Tráfico de seres humanos: timorenses continuam a cair em redes de exploração entre promessas falsas e impunidade

"O país continua fraco na luta contra este tipo de crime", Sérgio Quintas/Foto: ONU

Neste Dia Mundial contra o Tráfico de Seres Humanos, o alerta da ONU ganha eco em Timor-Leste, onde centenas de cidadãos foram já identificados como vítimas de exploração laboral no estrangeiro. Apesar dos apelos à prevenção, a pobreza, o desemprego e a falta de informação continuam a alimentar o ciclo de abuso.

Hoje, dia 30 de julho, assinala-se o Dia Mundial contra o Tráfico de Seres Humanos, uma data instituída pelas Nações Unidas para alertar para um crime transnacional que continua a crescer e a vitimar milhões de pessoas em todo o mundo, sobretudo mulheres e crianças em situações de vulnerabilidade social, económica ou migratória.
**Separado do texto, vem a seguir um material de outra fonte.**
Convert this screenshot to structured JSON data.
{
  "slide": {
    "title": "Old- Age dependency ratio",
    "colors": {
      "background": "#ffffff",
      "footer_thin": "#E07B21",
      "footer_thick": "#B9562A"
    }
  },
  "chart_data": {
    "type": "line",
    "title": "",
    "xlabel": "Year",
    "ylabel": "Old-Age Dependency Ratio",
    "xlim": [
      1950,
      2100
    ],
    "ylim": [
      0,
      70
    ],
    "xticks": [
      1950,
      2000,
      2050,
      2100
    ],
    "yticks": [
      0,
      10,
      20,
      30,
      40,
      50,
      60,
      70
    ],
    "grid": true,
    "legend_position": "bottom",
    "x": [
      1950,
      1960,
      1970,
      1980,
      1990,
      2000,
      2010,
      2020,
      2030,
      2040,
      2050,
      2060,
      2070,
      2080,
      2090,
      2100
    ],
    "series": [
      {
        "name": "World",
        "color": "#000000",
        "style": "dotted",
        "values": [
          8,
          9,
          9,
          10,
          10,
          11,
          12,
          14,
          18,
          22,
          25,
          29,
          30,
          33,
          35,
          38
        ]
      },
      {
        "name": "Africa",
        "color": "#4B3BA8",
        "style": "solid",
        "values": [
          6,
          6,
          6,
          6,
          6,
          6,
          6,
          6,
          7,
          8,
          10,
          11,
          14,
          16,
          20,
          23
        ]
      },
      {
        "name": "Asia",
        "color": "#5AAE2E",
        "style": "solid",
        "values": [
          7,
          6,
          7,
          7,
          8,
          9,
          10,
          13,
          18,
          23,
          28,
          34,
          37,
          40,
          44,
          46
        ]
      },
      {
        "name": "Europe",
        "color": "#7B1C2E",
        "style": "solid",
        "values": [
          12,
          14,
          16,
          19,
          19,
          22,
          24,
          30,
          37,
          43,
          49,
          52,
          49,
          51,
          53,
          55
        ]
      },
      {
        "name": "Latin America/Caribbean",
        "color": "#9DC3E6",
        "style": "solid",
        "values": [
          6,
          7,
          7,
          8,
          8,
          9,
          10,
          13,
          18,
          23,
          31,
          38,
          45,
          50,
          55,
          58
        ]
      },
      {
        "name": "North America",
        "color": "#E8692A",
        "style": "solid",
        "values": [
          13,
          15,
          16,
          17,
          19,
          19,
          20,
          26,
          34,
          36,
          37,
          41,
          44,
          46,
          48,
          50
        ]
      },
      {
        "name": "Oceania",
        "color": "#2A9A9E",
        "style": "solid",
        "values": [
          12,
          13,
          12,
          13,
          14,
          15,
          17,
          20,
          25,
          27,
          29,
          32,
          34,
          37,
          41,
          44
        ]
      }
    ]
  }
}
Entre 2020 e 2023, mais de 200 mil vítimas foram identificadas globalmente — um número que representa apenas uma pequena parte da realidade, segundo a ONU. A organização alerta que o tráfico é impulsionado por redes criminosas organizadas que se aproveitam de lacunas legais, fluxos migratórios e plataformas digitais para explorar seres humanos através de trabalho forçado, exploração sexual, tráfico de órgãos e outras formas de abuso. Apesar de alguns avanços, a resposta da justiça criminal continua aquém do necessário. Por isso, a ONU reforça os apelos a uma atuação mais eficaz por parte das autoridades, com leis rigorosas, cooperação internacional e apoio centrado nas vítimas.

Em Timor-Leste, este fenómeno global ganha contornos particularmente graves quando os seus efeitos se projetam além-fronteiras. Em 2022, as autoridades portuguesas identificaram mais de 800 cidadãos timorenses como potenciais vítimas de uma rede de tráfico humano e auxílio à imigração ilegal. Muitos foram encontrados em condições degradantes, em habitações sobrelotadas nas zonas agrícolas de Beja, Serpa e Fundão, sujeitos a exploração laboral em campos de maçãs e olivais. A situação motivou investigações do Serviço de Estrangeiros e Fronteiras (SEF), que recolheu indícios de tráfico humano e iniciou articulação com o Ministério Público. Em Timor-Leste, foi efetuada a primeira detenção relacionada com o caso, e a Santa Casa da Misericórdia de Lisboa comprometeu-se a apoiar o regresso dos mais vulneráveis.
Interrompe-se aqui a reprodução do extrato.